Re: autovacuum crash due to null pointer

From: Alvaro Herrera <alvherre(at)commandprompt(dot)com>
To: Tom Lane <tgl(at)sss(dot)pgh(dot)pa(dot)us>
Cc: pgsql-hackers(at)postgreSQL(dot)org
Subject: Re: autovacuum crash due to null pointer
Date: 2008-07-17 14:15:16
Message-ID: 20080717141516.GA3934@alvh.no-ip.org
Views: Raw Message | Whole Thread | Download mbox | Resend email
Thread:
Lists: pgsql-hackers

Tom Lane wrote:
> There's a fairly interesting crash here:
> http://www.pgbuildfarm.org/cgi-bin/show_log.pl?nm=jaguar&dt=2008-07-16%2003:00:02
> The buildfarm was nice enough to provide a stack trace at the bottom of
> the page, which shows clearly that autovac tried to pfree a null
> pointer.
>
> What I think happened was that the table that was selected to be
> autovacuumed got dropped during the setup steps, leading get_rel_name()
> to return NULL at line 2167. vacuum() itself would have fallen out
> silently ... however, had it errored out, the attempts at error
> reporting in the PG_CATCH block would have crashed.

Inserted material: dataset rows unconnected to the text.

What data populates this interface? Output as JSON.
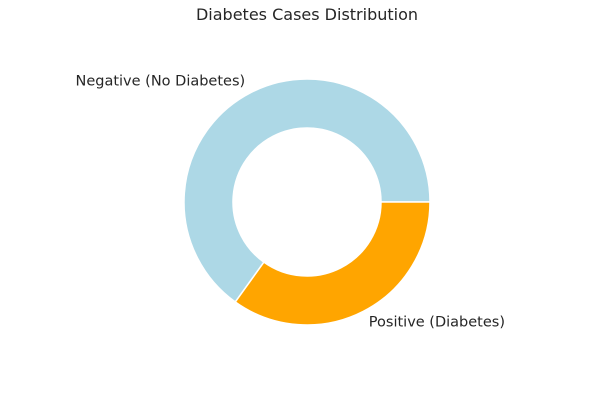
{
  "chart_data": {
    "type": "pie",
    "donut": true,
    "title": "Diabetes Cases Distribution",
    "labels": [
      "Negative (No Diabetes)",
      "Positive (Diabetes)"
    ],
    "values": [
      65.1,
      34.9
    ],
    "colors": [
      "#add8e6",
      "#ffa500"
    ],
    "start_angle_deg": 0,
    "direction": "counterclockwise",
    "edge_color": "#ffffff",
    "legend": "none"
  }
}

Ouch. This was introduced when we added the PG_TRY block to add the
errcontext and resume vacuuming with the next table; the original code
was clean about this problem.

> I see that we already noticed and fixed this type of problem in
> autovac_report_activity(), but do_autovacuum() didn't get the word.
> Is there anyplace else in there with the same issue?

I'll have a more detailed look.

> For that matter, why is autovac_report_activity repeating the lookups
> already done at the outer level?

Ah, good catch -- it's because the outer code was added later. It
should be easy to pass the names down, I think.

> One other point is that the postmaster log just says
>
> TRAP: FailedAssertion("!(pointer != ((void *)0))", File: "mcxt.c", Line: 580)
> [487d6715.3a87:2] LOG: server process (PID 16885) was terminated by signal 6: Aborted
>
> Could we get that to say "autovacuum worker" instead of "server"?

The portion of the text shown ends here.